7.) Meet Drew Barrymore in Person

8.) Go Dog Sledding in the Colorado Mountains
9.) Get Rock Hard Abs

10.) Write My Own Book and/or Sitcom

11.) Be in a Professional Photo Shoot
12.) Compete in a Bus Surfing Contest
13.) Step Inside of Grand Central Station in New York
14.) Cross the Golden Gate Bridge by Foot
15.) Adopt a dog named him Chaw-Lee <--I mean, Bam

16.) Learn to Swim so I Can be a Surfer Chick

17.) Enjoy a Special Brownie

18.) Hale Down a Yellow Cab
19.) Lie in a Hammock with Someone Special
20.) Apply for a Library Card
21.) Get a Black Belt in Kenpo Karate
22.) Get Kissed by a Hottie on New Year's (Strike of Midnight)

23.) Learn to be a Voice Over Artist
24.) Attend a Superbowl Game
25.) Sing the Song 'Killing Me Softly' at a Karaoke Bar
26.) Go Skinny Dipping

27.) Be on T.V.

28.) Go White Water Rafting in the American River
29.) Run up the "Rocky Steps" of the Philadelphia Museum of Art
30.) Marry Mr. Right

31.) Work Out So Hard That I Puke
32.) Go Stand Up Paddle Surfing (or Hoe he'e nalu) somewhere tropical

Saturday, April 17, 2010

Mother Flippin' Goddess You!!

I'm talking to myself.  You like that?  Ha-ha!

I ain't one to brag, but I'm damn proud right now.  I'm a Freakin' Mother TIRE Flippin' Goddess!  250 pounds to be exact!  This morning with TFT was my first time doing tire flips.  That huge piece of rubber intimated me from the get go.  It would always stare at me during the evening workouts at the new gym location.  Finally....I got to give it what I got and I DID IT!  I thought I needed Gary to spot me.  I waved him off and said, "Nope!  I can handle it from here.  Thanks anyways."  OK, not really.  I didn't say that.  But he stood beside me in case I needed the extra help.  It wasn't necessary.  I was pretty darn impressed with myself.  Hence, the my new temporary title of the day:  Introducing, share-bare a.k.a. "Tire Flippin' Goddess"  TFG baby, TFG!  You like that?  Ha-ha!  I do!!

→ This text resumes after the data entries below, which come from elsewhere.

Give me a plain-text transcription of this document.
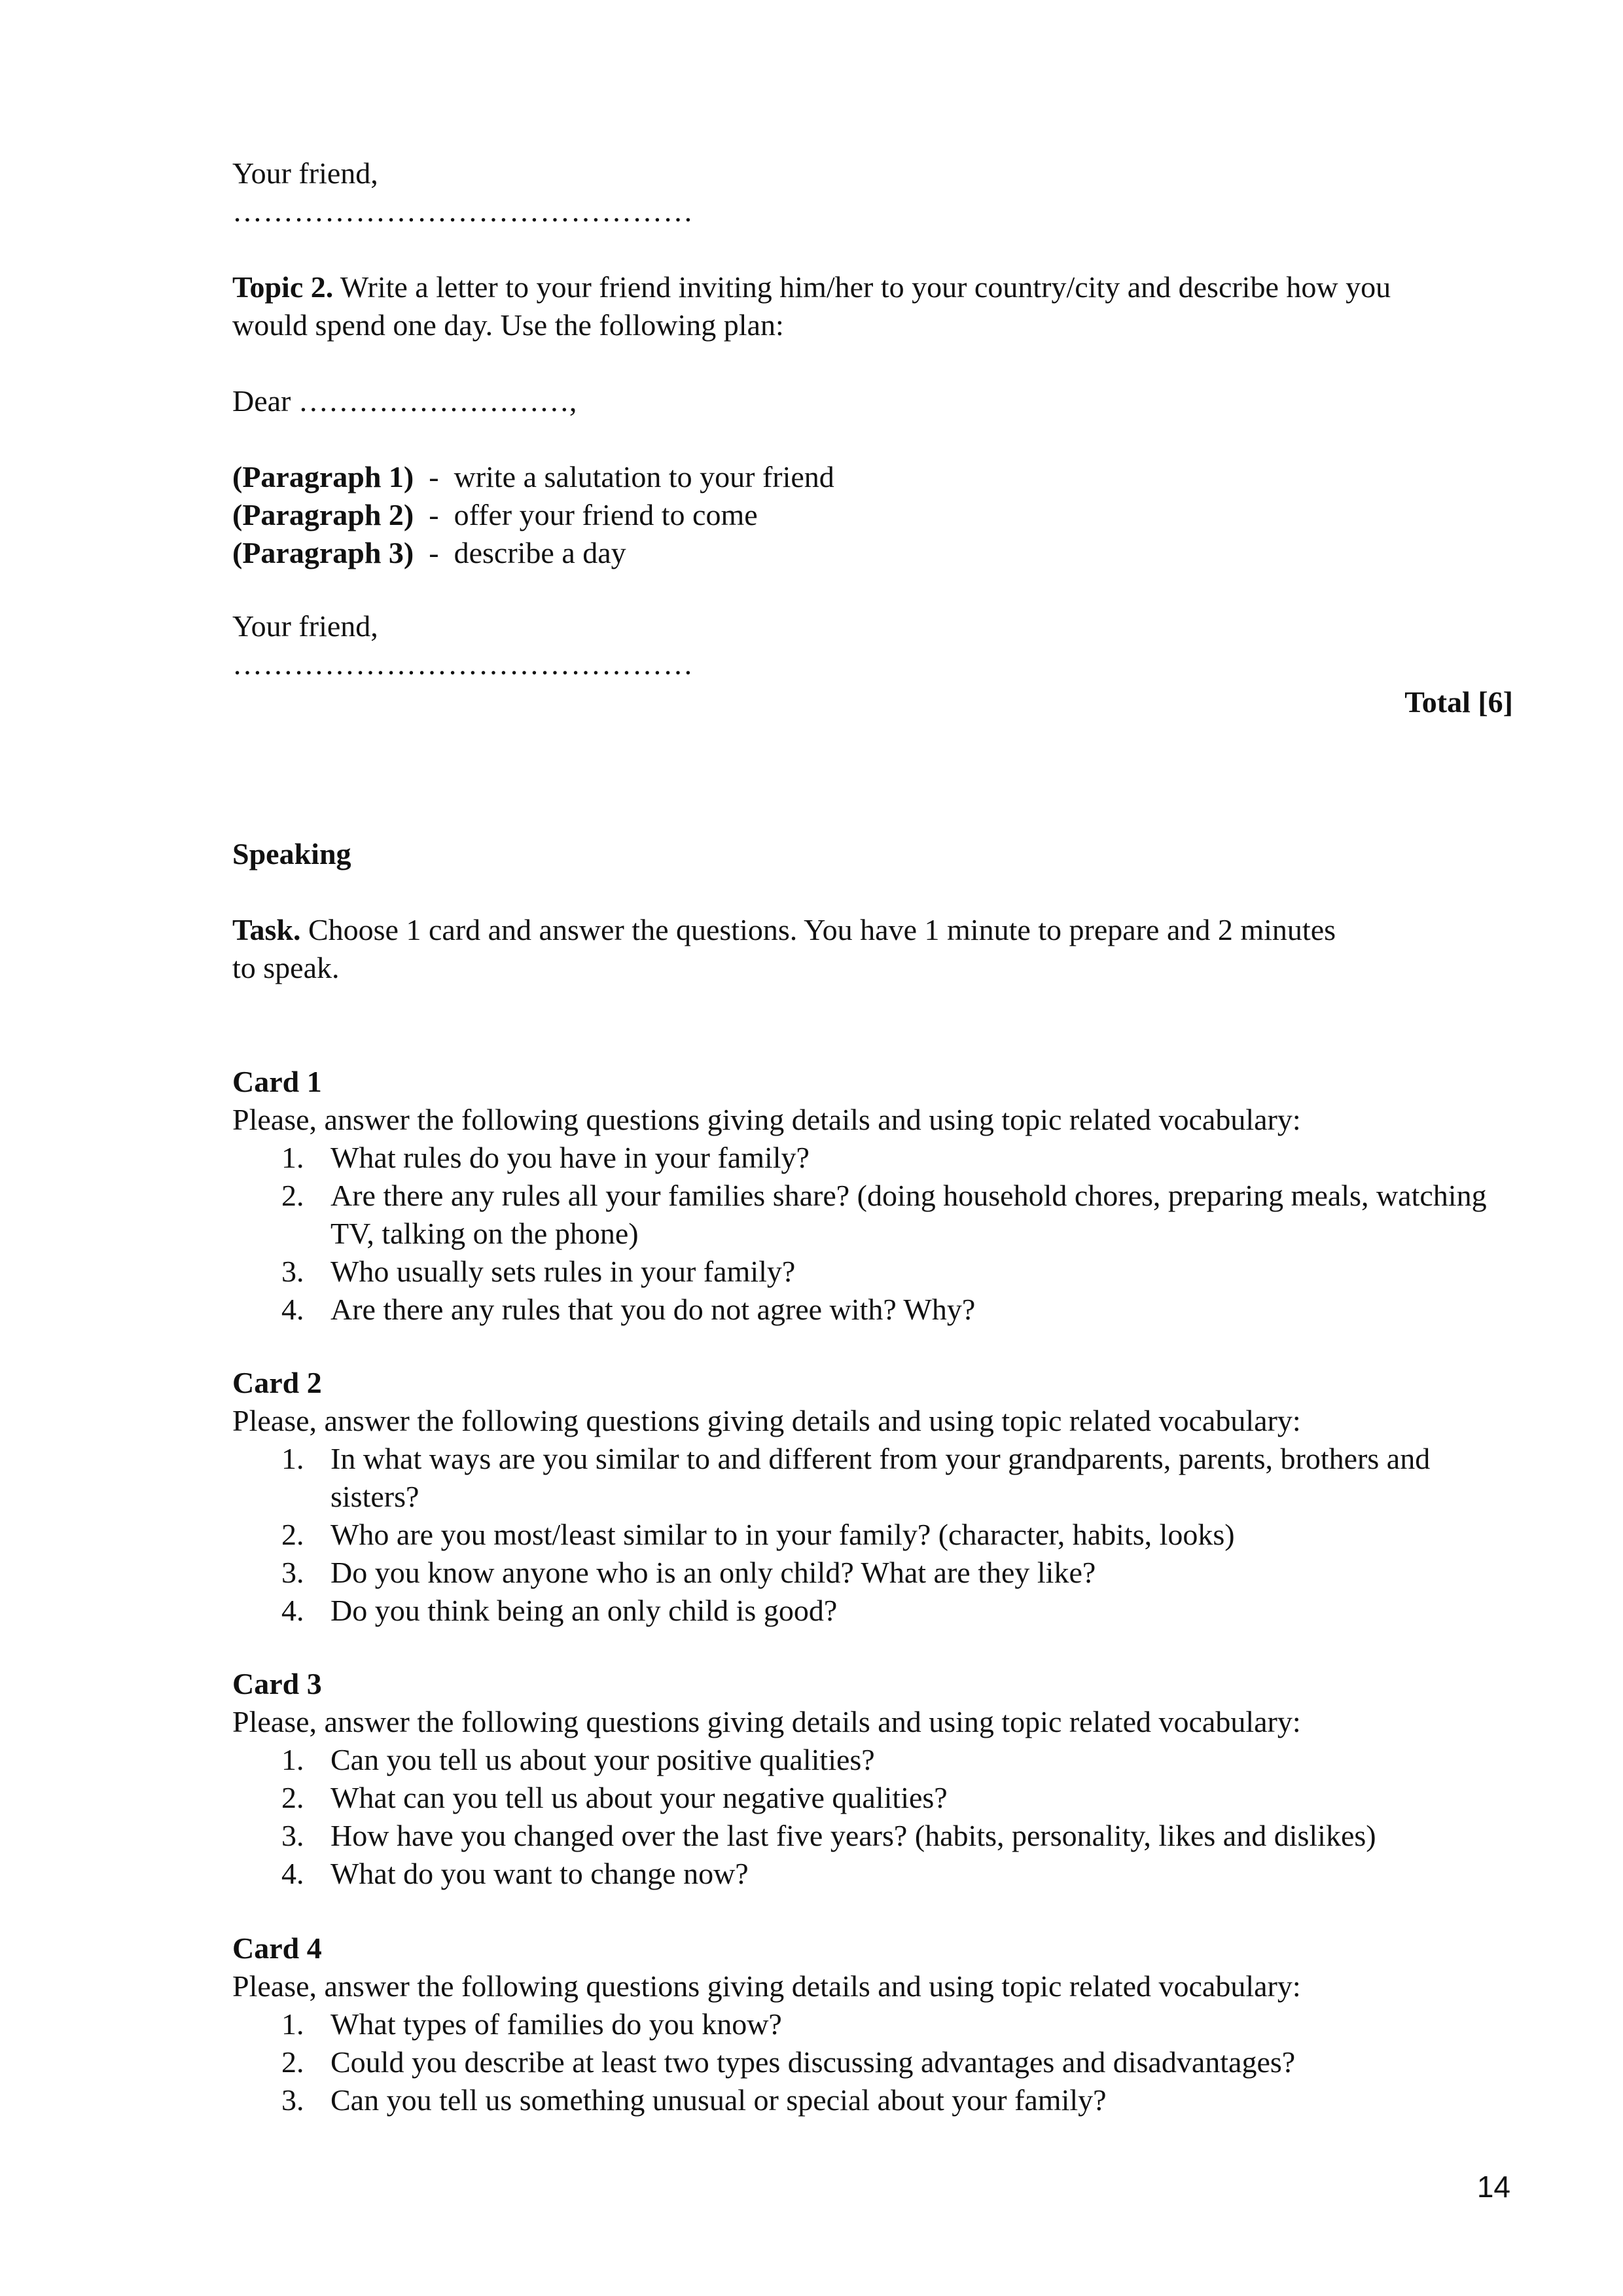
Your friend,
………………………………………
Topic 2. Write a letter to your friend inviting him/her to your country/city and describe how you would spend one day. Use the following plan:
Dear ………………………,
(Paragraph 1)  -  write a salutation to your friend
(Paragraph 2)  -  offer your friend to come
(Paragraph 3)  -  describe a day
Your friend,
………………………………………
Total [6]
Speaking
Task. Choose 1 card and answer the questions. You have 1 minute to prepare and 2 minutes to speak.
Card 1
Please, answer the following questions giving details and using topic related vocabulary:
1. What rules do you have in your family?
2. Are there any rules all your families share? (doing household chores, preparing meals, watching TV, talking on the phone)
3. Who usually sets rules in your family?
4. Are there any rules that you do not agree with? Why?
Card 2
Please, answer the following questions giving details and using topic related vocabulary:
1. In what ways are you similar to and different from your grandparents, parents, brothers and sisters?
2. Who are you most/least similar to in your family? (character, habits, looks)
3. Do you know anyone who is an only child? What are they like?
4. Do you think being an only child is good?
Card 3
Please, answer the following questions giving details and using topic related vocabulary:
1. Can you tell us about your positive qualities?
2. What can you tell us about your negative qualities?
3. How have you changed over the last five years? (habits, personality, likes and dislikes)
4. What do you want to change now?
Card 4
Please, answer the following questions giving details and using topic related vocabulary:
1. What types of families do you know?
2. Could you describe at least two types discussing advantages and disadvantages?
3. Can you tell us something unusual or special about your family?
14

So, you wonder how I did it?  I have no idea.  I was probably envisioning my dream to have a 250 lb linebacker physique type of boyfriend at the time.  6 feet tall and a few inches.  Topless with gym shorts.  Nice arms.  Nice ass.  Nice thighs.  Nice calves.  Hairy chest is optional.  Tweezed eyebrows a definite no no.  Tan is not necessary.  But, as I approached and stared down the big 250 pounder,  it all changed.  I began to realize the linebacker boyfriend I envisioned was a big time snorer!  Every time he stayed the night, he'd keep me awake with that loud ass snore.  I couldn't sleep.  I had no choice.  The only best thing to do was roll his ass off the bed.  That I did.  Over and over again.  20 times to be exact.  Take that, take that, TAKE that!  After the 20th time, I called it quits and broke up with him.  He cried.  Who wouldn't though, right?!  Ha-ha!  You like that analogy?  I'm a dork.  But the fact of the matter is that I'm a TFG.  Tire Flippin' Goddess!  All day (today) baby!  All day!